Sunday, 27 December 2020

Making the ballscrew yoke and bearing retainer, machining the ballscrew pulley.

Ballnut yoke:

Having machined up the block, time to drill and tap some holes, starting with the M3 fixings for the ballnut. 


Manual tapping - not worth messing with CNC.


Finally, machine off the top of the lump. The top surface should be tangent to the internal bore.


Then finally, slot the end, to give a clean edge. There's a 0.5mm gap beneath the cutter.


Finished - looking good.



Time to remove the ballnut from the ballscrew. A piece of 10mm pushfit hose is just the right size to act as a keep for the ballnut.


Ballscrew pulley:
Next - machine the pulley for the ballscrew. Needs a 10mm bore, a counterbore for the M10 nut and a couple of grubscrews. It's not completely conventional but I'll be tightening the pulley against the bearing with the M10 nut and locking the pulley to the ballscrew with the grub screws.
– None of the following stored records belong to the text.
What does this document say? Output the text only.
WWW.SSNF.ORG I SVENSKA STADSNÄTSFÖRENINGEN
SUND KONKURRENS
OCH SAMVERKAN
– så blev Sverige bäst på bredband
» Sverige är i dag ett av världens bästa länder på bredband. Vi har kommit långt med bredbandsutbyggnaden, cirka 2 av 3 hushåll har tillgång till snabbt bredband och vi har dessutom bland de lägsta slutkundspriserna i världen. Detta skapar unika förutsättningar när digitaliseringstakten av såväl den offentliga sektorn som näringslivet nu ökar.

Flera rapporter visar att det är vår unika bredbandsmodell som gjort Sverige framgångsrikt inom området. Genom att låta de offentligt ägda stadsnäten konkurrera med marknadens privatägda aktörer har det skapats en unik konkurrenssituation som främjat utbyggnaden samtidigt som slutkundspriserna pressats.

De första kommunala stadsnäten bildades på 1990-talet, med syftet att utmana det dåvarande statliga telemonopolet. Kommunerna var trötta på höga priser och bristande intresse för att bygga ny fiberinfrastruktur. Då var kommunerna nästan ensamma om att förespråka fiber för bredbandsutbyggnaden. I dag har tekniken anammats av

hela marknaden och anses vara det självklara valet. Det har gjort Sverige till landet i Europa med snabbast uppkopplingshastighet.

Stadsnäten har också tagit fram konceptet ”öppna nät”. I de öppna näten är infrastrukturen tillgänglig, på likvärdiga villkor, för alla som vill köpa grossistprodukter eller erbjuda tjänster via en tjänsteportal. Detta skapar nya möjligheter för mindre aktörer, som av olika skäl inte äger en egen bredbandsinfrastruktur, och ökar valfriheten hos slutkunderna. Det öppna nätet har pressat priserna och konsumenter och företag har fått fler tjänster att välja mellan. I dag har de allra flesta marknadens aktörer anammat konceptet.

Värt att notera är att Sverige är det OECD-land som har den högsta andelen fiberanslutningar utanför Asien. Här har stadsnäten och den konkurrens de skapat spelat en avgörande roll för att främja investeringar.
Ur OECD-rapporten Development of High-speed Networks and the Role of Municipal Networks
This is a 32t pulley, so 4 slugs and a 4-jaw chuck come to mind.


There - held in place with electrical tape.



Done


Fits togetehr as planned - no cockups.


Bearing retainer plate:



Progress so far:

Next 

  • Make the M10 retainer nut and spacer for the ballscrew. 
  • Chop off the ballscrew to the right length and machine both ends. 
  • Make the limit switch brackets and drill out the encoder head fixing holes (M3 clear)
  • Move on the the cross slide body.